А. С. очень всем кланяется, как всегда, хотел написать, но устал и заснул.
Недатированное письмо, отправленное, судя по содержанию, в Прагу из Парижа в 1937 г.
14.
Дорогой Альфред Людвигович,
мое письмо уже было запечатано, когда я получила Ваши статьи, распечатываю, чтобы поблагодарить Вас за них. О статье насчет Адамовича[51] уже слышала раньше, как видите, все сюда доходит. Ходасевичу Ваша книга[52] действительно очень нравится, он обещал мне ее дать прочесть. Жаль, что в стихах Чегринцевой[53] в конце «трюк», ведь это не ново и потому вдвойне не нужно. Пяст[54], если не ошибаюсь, это а свое время открыл. В стихах Гессена[55] мне нравится не одна строчка, а две и, конечно, как всегда, «дыхание». О, пускай он пишет, и пишет, и пишет. Еще раз сердечный привет всем. Ваша Алла Г.

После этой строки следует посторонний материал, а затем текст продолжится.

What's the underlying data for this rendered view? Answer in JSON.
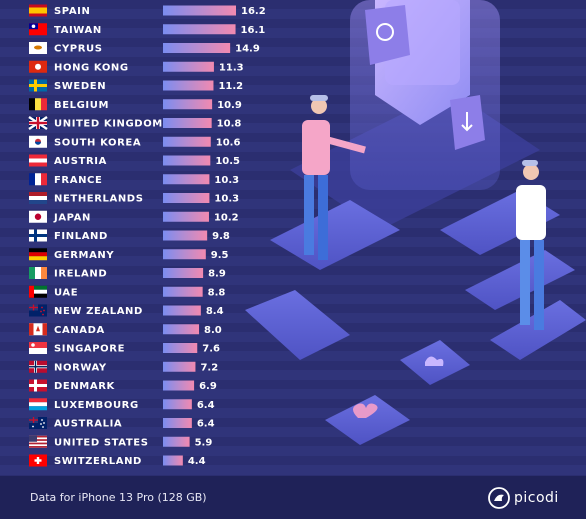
{
  "chart_data": {
    "type": "bar",
    "orientation": "horizontal",
    "categories": [
      "SPAIN",
      "TAIWAN",
      "CYPRUS",
      "HONG KONG",
      "SWEDEN",
      "BELGIUM",
      "UNITED KINGDOM",
      "SOUTH KOREA",
      "AUSTRIA",
      "FRANCE",
      "NETHERLANDS",
      "JAPAN",
      "FINLAND",
      "GERMANY",
      "IRELAND",
      "UAE",
      "NEW ZEALAND",
      "CANADA",
      "SINGAPORE",
      "NORWAY",
      "DENMARK",
      "LUXEMBOURG",
      "AUSTRALIA",
      "UNITED STATES",
      "SWITZERLAND"
    ],
    "values": [
      16.2,
      16.1,
      14.9,
      11.3,
      11.2,
      10.9,
      10.8,
      10.6,
      10.5,
      10.3,
      10.3,
      10.2,
      9.8,
      9.5,
      8.9,
      8.8,
      8.4,
      8.0,
      7.6,
      7.2,
      6.9,
      6.4,
      6.4,
      5.9,
      4.4
    ],
    "value_labels": [
      "16.2",
      "16.1",
      "14.9",
      "11.3",
      "11.2",
      "10.9",
      "10.8",
      "10.6",
      "10.5",
      "10.3",
      "10.3",
      "10.2",
      "9.8",
      "9.5",
      "8.9",
      "8.8",
      "8.4",
      "8.0",
      "7.6",
      "7.2",
      "6.9",
      "6.4",
      "6.4",
      "5.9",
      "4.4"
    ],
    "flags": [
      "spain-flag",
      "taiwan-flag",
      "cyprus-flag",
      "hong-kong-flag",
      "sweden-flag",
      "belgium-flag",
      "united-kingdom-flag",
      "south-korea-flag",
      "austria-flag",
      "france-flag",
      "netherlands-flag",
      "japan-flag",
      "finland-flag",
      "germany-flag",
      "ireland-flag",
      "uae-flag",
      "new-zealand-flag",
      "canada-flag",
      "singapore-flag",
      "norway-flag",
      "denmark-flag",
      "luxembourg-flag",
      "australia-flag",
      "united-states-flag",
      "switzerland-flag"
    ],
    "xlim": [
      0,
      16.2
    ],
    "bar_gradient": [
      "#7b8df0",
      "#f28ab0"
    ],
    "grid": false,
    "legend": "none"
  },
  "footer": {
    "note": "Data for iPhone 13 Pro (128 GB)",
    "brand": "picodi"
  },
  "colors": {
    "background": "#2a2d6e",
    "footer": "#1f2258",
    "text": "#ffffff"
  }
}
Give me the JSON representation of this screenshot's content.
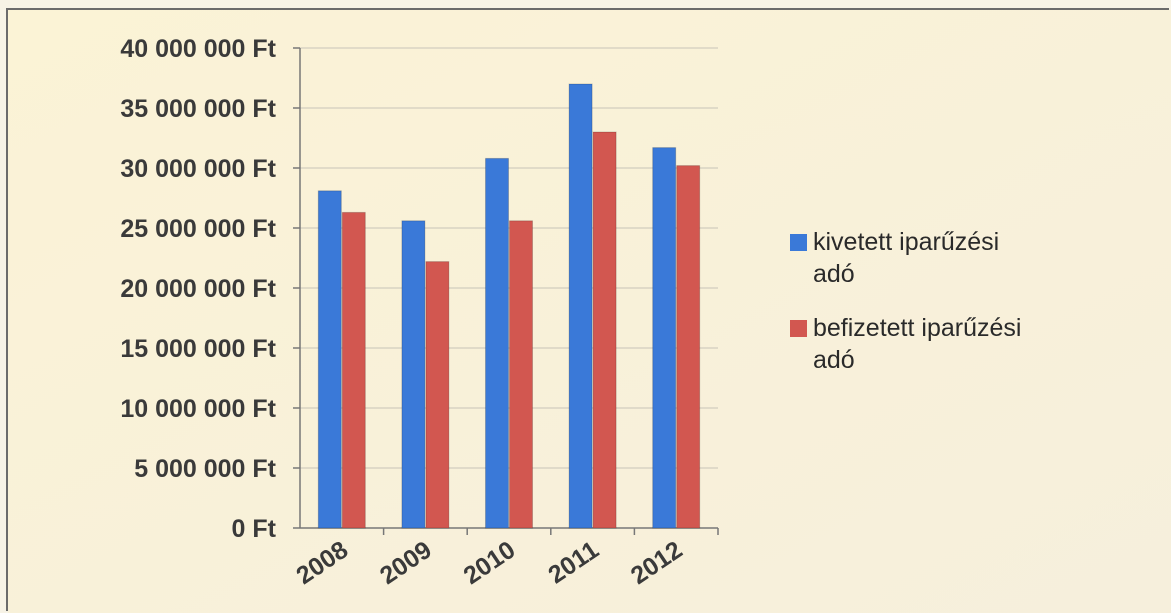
{
  "chart_data": {
    "type": "bar",
    "categories": [
      "2008",
      "2009",
      "2010",
      "2011",
      "2012"
    ],
    "series": [
      {
        "name": "kivetett iparűzési adó",
        "name_lines": [
          "kivetett iparűzési",
          "adó"
        ],
        "color": "#3a79d8",
        "values": [
          28100000,
          25600000,
          30800000,
          37000000,
          31700000
        ]
      },
      {
        "name": "befizetett iparűzési adó",
        "name_lines": [
          "befizetett iparűzési",
          "adó"
        ],
        "color": "#d25750",
        "values": [
          26300000,
          22200000,
          25600000,
          33000000,
          30200000
        ]
      }
    ],
    "y_ticks": [
      "0 Ft",
      "5 000 000 Ft",
      "10 000 000 Ft",
      "15 000 000 Ft",
      "20 000 000 Ft",
      "25 000 000 Ft",
      "30 000 000 Ft",
      "35 000 000 Ft",
      "40 000 000 Ft"
    ],
    "ylim": [
      0,
      40000000
    ],
    "y_step": 5000000,
    "grid": true,
    "legend_position": "right",
    "title": "",
    "xlabel": "",
    "ylabel": ""
  }
}
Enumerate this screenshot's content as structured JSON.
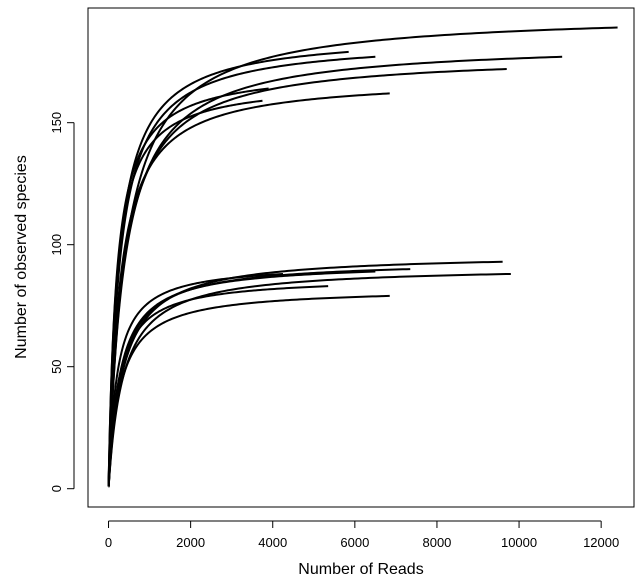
{
  "chart_data": {
    "type": "line",
    "title": "",
    "xlabel": "Number of Reads",
    "ylabel": "Number of observed species",
    "xlim": [
      -500,
      12800
    ],
    "ylim": [
      -7.5,
      197
    ],
    "x_ticks": [
      0,
      2000,
      4000,
      6000,
      8000,
      10000,
      12000
    ],
    "y_ticks": [
      0,
      50,
      100,
      150
    ],
    "grid": false,
    "legend": "none",
    "line_color": "#000000",
    "series": [
      {
        "max_reads": 12400,
        "max_species": 189
      },
      {
        "max_reads": 11050,
        "max_species": 177
      },
      {
        "max_reads": 9700,
        "max_species": 172
      },
      {
        "max_reads": 5850,
        "max_species": 179
      },
      {
        "max_reads": 6500,
        "max_species": 177
      },
      {
        "max_reads": 6850,
        "max_species": 162
      },
      {
        "max_reads": 3900,
        "max_species": 164
      },
      {
        "max_reads": 3750,
        "max_species": 159
      },
      {
        "max_reads": 9600,
        "max_species": 93
      },
      {
        "max_reads": 9800,
        "max_species": 88
      },
      {
        "max_reads": 7350,
        "max_species": 90
      },
      {
        "max_reads": 6500,
        "max_species": 89
      },
      {
        "max_reads": 4250,
        "max_species": 88
      },
      {
        "max_reads": 5350,
        "max_species": 83
      },
      {
        "max_reads": 6850,
        "max_species": 79
      }
    ]
  }
}
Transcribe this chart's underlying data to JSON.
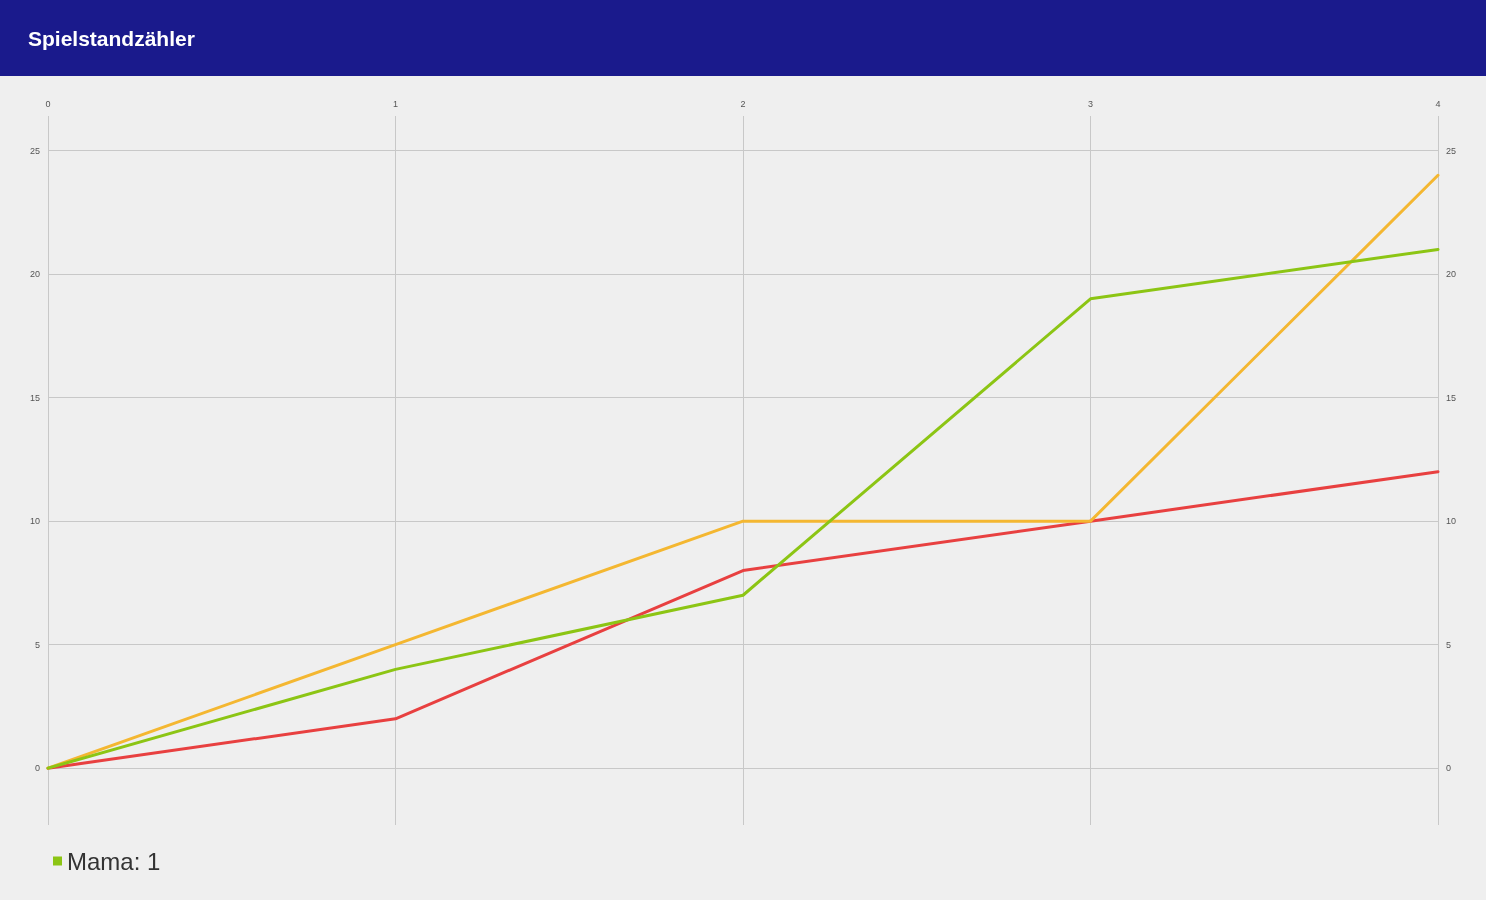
{
  "chart_data": {
    "type": "line",
    "title": "Spielstandzähler",
    "x": [
      0,
      1,
      2,
      3,
      4
    ],
    "xlim": [
      0,
      4
    ],
    "xticks": [
      0,
      1,
      2,
      3,
      4
    ],
    "ylim": [
      -2.3,
      26.4
    ],
    "yticks": [
      0,
      5,
      10,
      15,
      20,
      25
    ],
    "y2lim": [
      -2.3,
      26.4
    ],
    "y2ticks": [
      0,
      5,
      10,
      15,
      20,
      25
    ],
    "series": [
      {
        "color": "#e84040",
        "values": [
          0,
          2,
          8,
          10,
          12
        ]
      },
      {
        "color": "#f4b731",
        "values": [
          0,
          5,
          10,
          10,
          24
        ]
      },
      {
        "name": "Mama: 1",
        "color": "#8cc514",
        "values": [
          0,
          4,
          7,
          19,
          21
        ]
      }
    ],
    "grid": true,
    "legend": "bottom left",
    "marker": "none",
    "line_style": "solid"
  }
}
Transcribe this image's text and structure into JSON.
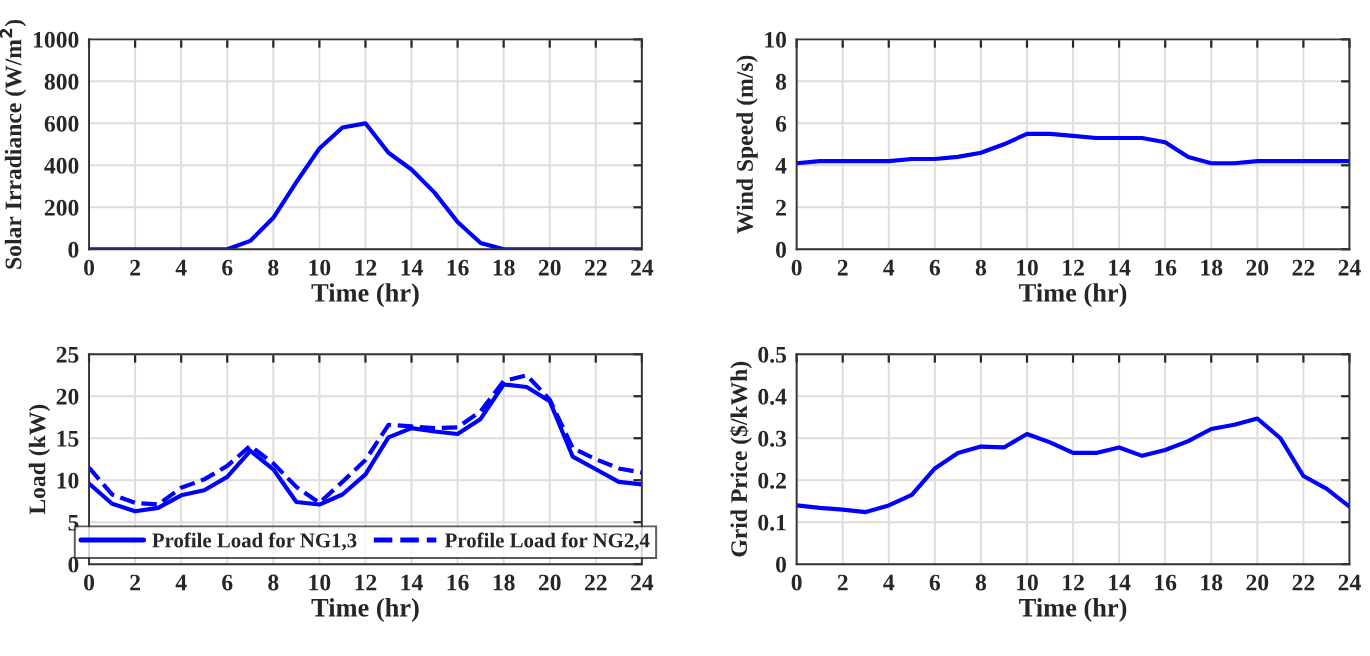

Недатированное письмо, судя по всему, написанное вслед за предыдущим.
15.
Дорогой Альфред Людвигович,
очень жалко, что в последний раз Вы мне написали открытку, а не письмо и о стихах ничего. Это меня очень расхолодило в смысле составления сборника, и я опять все пока забросила. Вашу книгу о Пушкине в Париже ценят, а Ходасевич при мне несколько раз хвалил, и мне очень дорога надпись, которую Вы сделали на моем экземпляре. Есть ли надежда, что я смогу где-нибудь издать в этом году свой сборник?[56] — в Париже это сейчас совершенно невозможно, а мне как будто пора. Заходил ко мне Катков и передавал Ваше желание, чтобы в случае издания была бы марка «Скита». Я думаю, что это все равно, если Вы этого хотите — я согласна, так как меня это сейчас особенно не интересует, последние годы я была в этом смысле предоставлена самой себе и парижские марки («Возрождение», «Современные записки» или «Объединение»[57]) ничего мне не говорят. Со «Скитом» же было связано самое хорошее время в смысле надежд.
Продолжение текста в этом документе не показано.